Mecz nie trwał godziny (dokładnie 55 minut i 17 sekund) i na palcach dwóch rąk dało się policzyć udane akcje Kubota. Bilans: piąty mecz, piąta porażka – na razie bez wygranego seta.
Nie można było także uniknąć wrażenia, że w Bazylei serbski tenisista grał z dużą rezerwą siły i szybkości. Na początku każdego seta zapewniał sobie prowadzenie 3: 0, resztę czasu poświęcał raczej na doskonalenie uderzeń niż walkę o jak najlepszy wynik.

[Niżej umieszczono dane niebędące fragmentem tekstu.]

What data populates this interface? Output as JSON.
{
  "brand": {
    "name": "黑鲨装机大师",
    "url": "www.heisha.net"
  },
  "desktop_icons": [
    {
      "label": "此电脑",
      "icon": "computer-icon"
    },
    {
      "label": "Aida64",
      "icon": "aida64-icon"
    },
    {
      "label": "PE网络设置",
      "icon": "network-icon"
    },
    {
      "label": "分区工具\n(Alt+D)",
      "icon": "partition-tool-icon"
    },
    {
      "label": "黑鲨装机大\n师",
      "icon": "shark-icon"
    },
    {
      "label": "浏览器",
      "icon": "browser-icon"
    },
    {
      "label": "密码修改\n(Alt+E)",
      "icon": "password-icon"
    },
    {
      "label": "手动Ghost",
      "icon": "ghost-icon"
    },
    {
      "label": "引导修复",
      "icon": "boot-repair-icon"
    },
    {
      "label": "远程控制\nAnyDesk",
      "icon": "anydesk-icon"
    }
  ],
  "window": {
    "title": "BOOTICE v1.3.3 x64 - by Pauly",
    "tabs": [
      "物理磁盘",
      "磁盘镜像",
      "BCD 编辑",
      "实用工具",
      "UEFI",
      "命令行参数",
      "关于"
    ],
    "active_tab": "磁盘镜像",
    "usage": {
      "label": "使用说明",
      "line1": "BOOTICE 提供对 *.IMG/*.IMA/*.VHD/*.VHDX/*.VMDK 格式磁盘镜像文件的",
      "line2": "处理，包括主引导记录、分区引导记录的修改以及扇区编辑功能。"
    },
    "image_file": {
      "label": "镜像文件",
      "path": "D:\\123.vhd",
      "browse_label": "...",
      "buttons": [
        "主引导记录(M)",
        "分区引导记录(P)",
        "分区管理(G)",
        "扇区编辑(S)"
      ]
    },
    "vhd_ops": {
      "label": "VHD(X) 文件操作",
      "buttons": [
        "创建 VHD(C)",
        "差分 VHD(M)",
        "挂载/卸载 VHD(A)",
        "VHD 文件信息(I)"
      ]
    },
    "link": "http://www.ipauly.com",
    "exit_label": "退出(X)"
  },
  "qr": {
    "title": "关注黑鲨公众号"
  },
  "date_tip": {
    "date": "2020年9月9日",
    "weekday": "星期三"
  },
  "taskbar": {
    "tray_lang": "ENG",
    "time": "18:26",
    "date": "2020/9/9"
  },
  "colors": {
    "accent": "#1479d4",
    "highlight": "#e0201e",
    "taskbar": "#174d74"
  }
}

Pokazywał publiczności, jak po serwisie wyrzucić rywala z kortu, jak perfekcyjnie posyłać bekhendowe piłki wzdłuż linii i swobodnie grać woleje dające punkty. Na takim tle Łukasz Kubot wyglądał na całkowicie pogodzonego ze swą niedoskonałością i nie znalazł w sobie siły, by zmienić zdanie.
Zwykle lubi i potrafi atakować, nawet trochę desperacko, ale bijąca od rywala pewność siebie była murem nie do przebicia. Kubot szarpał się trochę bezcelowo, ambitnie wygrał kilka piłek, chyba przyjął koniec meczu z uczuciem ulgi – nie była to bitwa przegrana do zera.

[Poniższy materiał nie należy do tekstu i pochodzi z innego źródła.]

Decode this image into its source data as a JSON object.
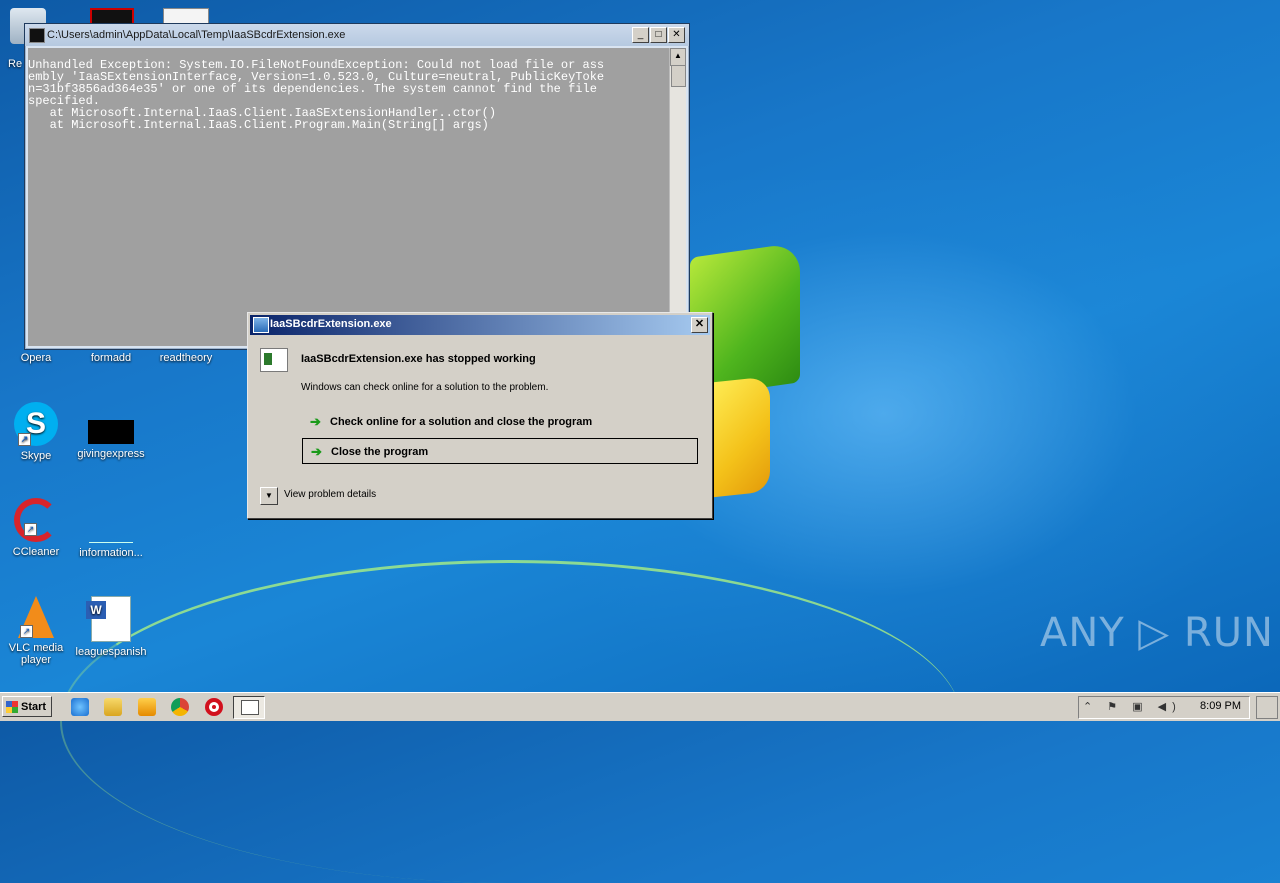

Po takich meczach wierzy się bardziej, że ranking nie kłamie, że 28 wygranych turniejów Djokovicia i 33 mln zarobionych dolarów stawia Serba w zupełnie innym świecie.

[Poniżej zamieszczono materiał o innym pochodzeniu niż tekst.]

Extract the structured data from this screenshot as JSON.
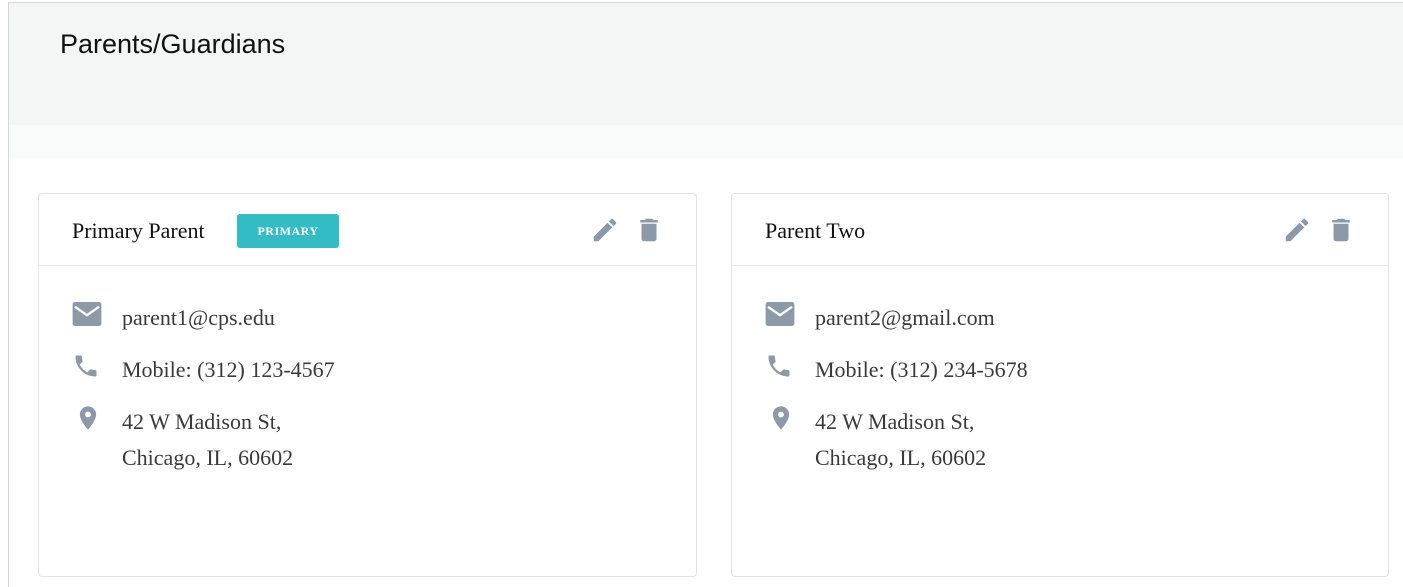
{
  "page": {
    "title": "Parents/Guardians"
  },
  "colors": {
    "badge": "#33bcc4",
    "icon": "#8c9aa8",
    "header_bg": "#f4f5f5"
  },
  "guardians": [
    {
      "name": "Primary Parent",
      "badge": "PRIMARY",
      "email": "parent1@cps.edu",
      "phone": "Mobile: (312) 123-4567",
      "address_line1": "42 W Madison St,",
      "address_line2": "Chicago, IL, 60602",
      "icons": {
        "edit": "pencil-icon",
        "delete": "trash-icon",
        "email": "envelope-icon",
        "phone": "phone-icon",
        "address": "map-pin-icon"
      }
    },
    {
      "name": "Parent Two",
      "email": "parent2@gmail.com",
      "phone": "Mobile: (312) 234-5678",
      "address_line1": "42 W Madison St,",
      "address_line2": "Chicago, IL, 60602",
      "icons": {
        "edit": "pencil-icon",
        "delete": "trash-icon",
        "email": "envelope-icon",
        "phone": "phone-icon",
        "address": "map-pin-icon"
      }
    }
  ]
}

Teraz przed Polakiem start w kwalifikacjach turnieju z cyklu Masters Series w hali Bercy w Paryżu, a Serb zagra w ćwierćfinale w Bazylei z Cypryjczykiem Marcosem Baghdatisem.
W czwartek zrezygnował z gry w Paryżu Rafael Nadal. Hiszpan oświadczył, że to dla dobra reprezentacji spotykającej się na początku grudnia w finale Pucharze Davisa z Argentyną i w celu solidnego przygotowania się do startu w Masters w Londynie.